背景としては50歳にして初めて一人暮らしをする石垣りんが、まだそうできてない頃に一人暮らしに憧れたのだろう。重い家族から逃れて、重い責務から放たれて、自分で自由に生きる。誰にも邪魔されない。死ぬ時は「〜様」と焼場に出されてしまうが、そのときまでは、様もなく殿もなく、ありのままを生きて書いてゆきたい、という気持ちだろう。

郷好文
それでよい。

もう一編は『貧しい町』である。この表現にノックアウトされた。全文載せてしまおう。

貧しい町

一日働いて帰ってくる、
家の近くのお惣菜屋の店先は
客もとだえて
売れ残りのてんぷらなどが
棚の上に まばらに残っている。

そのように
私の手もとにも
自分の時間、が少しばかり
残されている。
疲れた 元気のない時間、
熱のさめたてんぷらのような時間。

お惣菜屋の家族は
今日も店の売れ残りで
夕食の膳をかこむ。
私もくたぶれた時間を食べて
自分の糧にする。

それにしても
私の売り渡した
一日のうちの最も良い部分、
生きのいい時間、
それらを買って行った昼間の客は
今頃どうしているだろう。
町はすっかり夜である。

「熱のさめたてんぷらのような時間」「私の売り渡した 一日のうちの最もよい部分、生きのいい時間」こんな表現が書ければ、筆は折っていいでしょう。この詩にはすこぶる脱帽してしまった。

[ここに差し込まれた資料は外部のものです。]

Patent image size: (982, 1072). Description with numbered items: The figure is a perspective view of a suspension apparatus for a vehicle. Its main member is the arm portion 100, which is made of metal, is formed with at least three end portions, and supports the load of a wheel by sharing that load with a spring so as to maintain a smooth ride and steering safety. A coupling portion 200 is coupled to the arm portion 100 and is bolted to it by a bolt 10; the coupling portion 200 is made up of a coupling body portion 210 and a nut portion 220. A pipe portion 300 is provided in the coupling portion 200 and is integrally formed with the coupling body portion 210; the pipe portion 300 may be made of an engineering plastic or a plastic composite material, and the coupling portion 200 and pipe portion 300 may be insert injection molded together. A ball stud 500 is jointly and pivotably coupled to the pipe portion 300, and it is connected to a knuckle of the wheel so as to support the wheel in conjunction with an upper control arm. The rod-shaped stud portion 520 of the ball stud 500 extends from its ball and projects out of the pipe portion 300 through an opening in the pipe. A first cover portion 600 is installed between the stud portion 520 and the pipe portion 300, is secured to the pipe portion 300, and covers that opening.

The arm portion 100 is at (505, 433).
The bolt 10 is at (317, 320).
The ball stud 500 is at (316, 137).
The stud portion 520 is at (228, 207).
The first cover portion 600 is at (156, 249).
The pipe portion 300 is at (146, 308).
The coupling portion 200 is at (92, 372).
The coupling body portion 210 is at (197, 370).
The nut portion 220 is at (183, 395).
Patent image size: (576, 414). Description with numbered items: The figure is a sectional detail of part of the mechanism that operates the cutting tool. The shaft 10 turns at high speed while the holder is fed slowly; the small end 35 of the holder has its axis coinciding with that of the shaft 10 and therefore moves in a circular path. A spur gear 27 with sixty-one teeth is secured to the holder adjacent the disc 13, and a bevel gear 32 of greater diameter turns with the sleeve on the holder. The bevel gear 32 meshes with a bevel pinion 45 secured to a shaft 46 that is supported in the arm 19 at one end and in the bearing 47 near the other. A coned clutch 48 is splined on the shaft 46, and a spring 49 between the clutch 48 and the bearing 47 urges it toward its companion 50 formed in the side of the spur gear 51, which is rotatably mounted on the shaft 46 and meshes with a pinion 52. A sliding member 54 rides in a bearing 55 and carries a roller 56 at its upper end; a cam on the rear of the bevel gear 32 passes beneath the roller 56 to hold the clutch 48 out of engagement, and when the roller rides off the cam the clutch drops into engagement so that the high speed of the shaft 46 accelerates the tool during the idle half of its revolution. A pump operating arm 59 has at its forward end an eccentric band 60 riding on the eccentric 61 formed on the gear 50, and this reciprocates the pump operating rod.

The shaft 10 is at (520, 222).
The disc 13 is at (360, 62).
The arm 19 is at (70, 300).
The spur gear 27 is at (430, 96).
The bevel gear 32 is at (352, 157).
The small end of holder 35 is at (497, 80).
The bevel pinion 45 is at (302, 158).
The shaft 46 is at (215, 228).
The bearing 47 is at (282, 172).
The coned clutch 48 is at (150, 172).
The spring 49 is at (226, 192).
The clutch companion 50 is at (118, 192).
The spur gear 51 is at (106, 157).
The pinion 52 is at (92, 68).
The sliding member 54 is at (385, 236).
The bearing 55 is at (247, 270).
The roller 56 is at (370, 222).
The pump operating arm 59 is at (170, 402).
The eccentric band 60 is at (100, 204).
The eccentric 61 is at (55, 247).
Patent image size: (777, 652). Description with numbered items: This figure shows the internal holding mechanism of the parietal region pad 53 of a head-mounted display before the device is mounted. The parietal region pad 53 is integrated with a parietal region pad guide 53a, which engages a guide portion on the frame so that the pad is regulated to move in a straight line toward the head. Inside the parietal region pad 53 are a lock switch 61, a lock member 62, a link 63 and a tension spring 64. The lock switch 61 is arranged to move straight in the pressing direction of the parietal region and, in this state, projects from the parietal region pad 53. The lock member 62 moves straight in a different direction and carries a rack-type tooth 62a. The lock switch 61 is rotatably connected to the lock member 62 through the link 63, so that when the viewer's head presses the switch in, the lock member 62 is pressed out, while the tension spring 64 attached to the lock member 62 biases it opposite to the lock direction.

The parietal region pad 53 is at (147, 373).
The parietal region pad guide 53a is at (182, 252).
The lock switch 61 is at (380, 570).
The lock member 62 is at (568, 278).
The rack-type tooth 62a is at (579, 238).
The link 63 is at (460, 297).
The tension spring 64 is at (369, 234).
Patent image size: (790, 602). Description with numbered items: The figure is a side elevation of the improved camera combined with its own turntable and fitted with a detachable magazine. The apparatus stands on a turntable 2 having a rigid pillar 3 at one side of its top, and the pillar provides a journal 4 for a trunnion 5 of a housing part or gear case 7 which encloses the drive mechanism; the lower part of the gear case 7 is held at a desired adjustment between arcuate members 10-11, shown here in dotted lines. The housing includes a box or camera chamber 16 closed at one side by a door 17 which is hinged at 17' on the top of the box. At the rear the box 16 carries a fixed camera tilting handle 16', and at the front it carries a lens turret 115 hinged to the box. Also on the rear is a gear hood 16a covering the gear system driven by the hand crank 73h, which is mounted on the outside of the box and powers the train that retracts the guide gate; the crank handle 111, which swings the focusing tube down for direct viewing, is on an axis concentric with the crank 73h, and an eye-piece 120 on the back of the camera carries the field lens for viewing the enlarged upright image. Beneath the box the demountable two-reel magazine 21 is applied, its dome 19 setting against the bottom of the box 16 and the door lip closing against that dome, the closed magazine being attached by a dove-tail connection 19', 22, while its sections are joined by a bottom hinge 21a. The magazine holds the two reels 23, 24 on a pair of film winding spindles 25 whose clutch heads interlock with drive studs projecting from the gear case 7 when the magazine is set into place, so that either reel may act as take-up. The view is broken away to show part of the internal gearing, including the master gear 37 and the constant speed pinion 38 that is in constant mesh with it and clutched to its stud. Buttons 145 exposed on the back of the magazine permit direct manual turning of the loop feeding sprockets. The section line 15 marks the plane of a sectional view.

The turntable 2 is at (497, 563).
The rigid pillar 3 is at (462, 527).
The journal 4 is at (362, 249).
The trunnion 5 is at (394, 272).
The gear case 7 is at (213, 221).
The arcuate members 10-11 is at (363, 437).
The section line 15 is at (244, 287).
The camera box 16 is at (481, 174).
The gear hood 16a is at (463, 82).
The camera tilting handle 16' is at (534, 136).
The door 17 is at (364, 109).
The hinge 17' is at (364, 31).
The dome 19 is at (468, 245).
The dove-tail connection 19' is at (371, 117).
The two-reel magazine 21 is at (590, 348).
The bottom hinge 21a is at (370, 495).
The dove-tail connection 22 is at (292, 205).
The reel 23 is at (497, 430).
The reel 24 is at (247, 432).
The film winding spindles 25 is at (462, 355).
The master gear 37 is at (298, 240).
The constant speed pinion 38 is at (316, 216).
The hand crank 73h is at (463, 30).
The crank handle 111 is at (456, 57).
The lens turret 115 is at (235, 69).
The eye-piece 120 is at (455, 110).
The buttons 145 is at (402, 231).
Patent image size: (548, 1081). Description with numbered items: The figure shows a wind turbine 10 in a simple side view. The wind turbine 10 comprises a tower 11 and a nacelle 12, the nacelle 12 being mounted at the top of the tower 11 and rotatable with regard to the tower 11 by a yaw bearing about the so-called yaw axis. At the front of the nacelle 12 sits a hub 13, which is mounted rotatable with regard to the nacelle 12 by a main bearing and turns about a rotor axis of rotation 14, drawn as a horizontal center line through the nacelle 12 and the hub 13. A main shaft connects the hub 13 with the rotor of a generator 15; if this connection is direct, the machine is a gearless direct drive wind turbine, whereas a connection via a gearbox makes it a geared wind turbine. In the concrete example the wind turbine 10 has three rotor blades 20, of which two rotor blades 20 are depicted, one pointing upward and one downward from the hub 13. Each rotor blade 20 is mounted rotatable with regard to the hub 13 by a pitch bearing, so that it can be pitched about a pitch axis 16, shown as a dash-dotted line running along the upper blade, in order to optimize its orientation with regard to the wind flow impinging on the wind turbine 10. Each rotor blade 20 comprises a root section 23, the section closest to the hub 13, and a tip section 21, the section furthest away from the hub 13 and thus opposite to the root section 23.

自分の生きた事実を書く、暮らしを書く、生活を書く。それは簡単なようでむつかしい。恨みやつらみ、嘆きや愚痴になってしまう。個人的なものにとどまってしまう。普遍的なものにしようとすると、芯にある意味、熱さを失ってしまう。伝えるにはバランスではなく、本名で表札を出すようにばーんと貫く、やりきってしまえ、なのでしょう。

なぜなら人はいずれ死ぬからである。『おやすみなさい』という詩に次の一節がある。

私たち 生まれたその日から
眠ることをけいこして着ました。
それでも上手には眠れないことがあります。

眠ることは「永遠に眠ること」だとぼくは読んだ。その時の眠りのために、1年365日、75年とすれば27,375回、眠るけいこをするのだ。詩人は眠りの中は、財産も地位も衣装もない、裸の島であるという。みんなやさしく、熱く、激しく生きれるという場所。そこには絶望からのやさしさがある。

では、熱のさめたてんぷらのような時間で 自分の表札をつくるな。素の自分の表札を抱いて、おやすみなさい。